Wirtschaft : Verdi bleibt stur

Gewerkschaft weitet Widerstand gegen längere Ladenöffnung zur WM aus

Carsten Brönstrup

Berlin - Die Dienstleistungsgewerkschaft Verdi will bundesweit zehn bis zwölf Verfahren gegen eine Verlängerung der Ladenöffnungszeiten zur Fußball-WM anstrengen. Für Berlin sei ein solches Vorgehen aber nicht geplant, sagte der für die Gewerkschaft tätige Rechtsanwalt Friedrich Kühn von der Leipziger Kanzlei Rottmann Kurz dieser Zeitung am Freitag.

Die Länder haben dafür gesorgt, dass während der WM die Ladenöffnungszeiten ausgeweitet werden können. Kunden in fünf der zwölf Spielstädte – München, Nürnberg, Frankfurt am Main, Hamburg und Köln – könnten werktags rund um die Uhr einkaufen. In sechs Spielorten, darunter Berlin, wurden Beschränkungen gelockert, in Hannover bleibt alles beim Alten. Die Gewerkschaft Verdi ist damit jedoch nicht einverstanden.

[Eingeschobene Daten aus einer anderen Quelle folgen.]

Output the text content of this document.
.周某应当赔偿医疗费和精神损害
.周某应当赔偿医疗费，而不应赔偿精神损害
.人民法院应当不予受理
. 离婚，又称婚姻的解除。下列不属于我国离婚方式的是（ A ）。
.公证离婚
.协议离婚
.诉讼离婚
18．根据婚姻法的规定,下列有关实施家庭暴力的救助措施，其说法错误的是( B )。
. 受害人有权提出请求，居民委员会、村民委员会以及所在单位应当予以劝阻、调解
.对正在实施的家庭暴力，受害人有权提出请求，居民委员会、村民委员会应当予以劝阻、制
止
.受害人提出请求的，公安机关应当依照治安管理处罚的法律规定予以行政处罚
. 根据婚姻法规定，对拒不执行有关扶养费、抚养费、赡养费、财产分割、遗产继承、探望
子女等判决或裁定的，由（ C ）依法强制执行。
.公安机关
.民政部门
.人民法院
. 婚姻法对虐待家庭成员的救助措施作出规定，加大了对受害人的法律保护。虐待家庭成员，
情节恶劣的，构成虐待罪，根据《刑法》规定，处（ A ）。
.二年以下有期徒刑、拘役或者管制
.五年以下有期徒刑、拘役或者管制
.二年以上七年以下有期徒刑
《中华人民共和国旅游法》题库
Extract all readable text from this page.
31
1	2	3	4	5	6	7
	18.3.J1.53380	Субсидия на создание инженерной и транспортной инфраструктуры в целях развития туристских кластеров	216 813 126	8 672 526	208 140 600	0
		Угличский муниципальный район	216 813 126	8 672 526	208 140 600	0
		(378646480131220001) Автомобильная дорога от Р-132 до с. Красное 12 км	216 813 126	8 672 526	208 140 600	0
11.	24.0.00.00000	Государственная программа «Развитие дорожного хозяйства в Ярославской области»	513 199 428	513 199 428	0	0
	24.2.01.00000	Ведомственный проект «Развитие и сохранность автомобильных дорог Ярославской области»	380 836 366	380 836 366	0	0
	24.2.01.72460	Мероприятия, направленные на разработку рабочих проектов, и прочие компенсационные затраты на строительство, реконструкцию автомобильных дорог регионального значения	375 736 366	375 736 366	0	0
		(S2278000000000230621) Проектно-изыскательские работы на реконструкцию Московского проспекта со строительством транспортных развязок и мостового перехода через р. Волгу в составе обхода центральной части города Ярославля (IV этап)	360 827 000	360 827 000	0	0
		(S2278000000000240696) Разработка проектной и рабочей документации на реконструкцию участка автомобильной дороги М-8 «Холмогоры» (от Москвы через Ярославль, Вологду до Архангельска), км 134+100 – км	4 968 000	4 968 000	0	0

Am Donnerstag hatte Verdi in zwei Fällen in Thüringen und Sachsen-Anhalt erfolgreich gegen die verlängerte Öffnung geklagt. Dabei ging es allerdings nur um Beschäftigte in einzelnen Geschäften. Die Gewerkschaft will nun erreichen, dass die Gerichtsentscheidung für alle Einzelhändler in Thüringen gilt. Darauf hat Verdi vor dem Oberverwaltungsgericht des Landes in Weimar geklagt. Noch keine Entscheidung gibt es zu drei Klagen in den nordrhein-westfälischen Bezirken Düsseldorf, Köln und Detmold.

Verdi argumentiert, nur bei Ausnahmefällen und Naturkatastrophen könne von den Regelungen zum Ladenschluss abgewichen werden. In Thüringen und Sachsen-Anhalt finden keine Spiele zur Fußball-WM statt. Rechtsanwalt Kühn sagte, eine Klage für Berlin werde womöglich wenig erfolgreich sein, weil die Stadt ein wichtiger WM-Veranstaltungsort sei.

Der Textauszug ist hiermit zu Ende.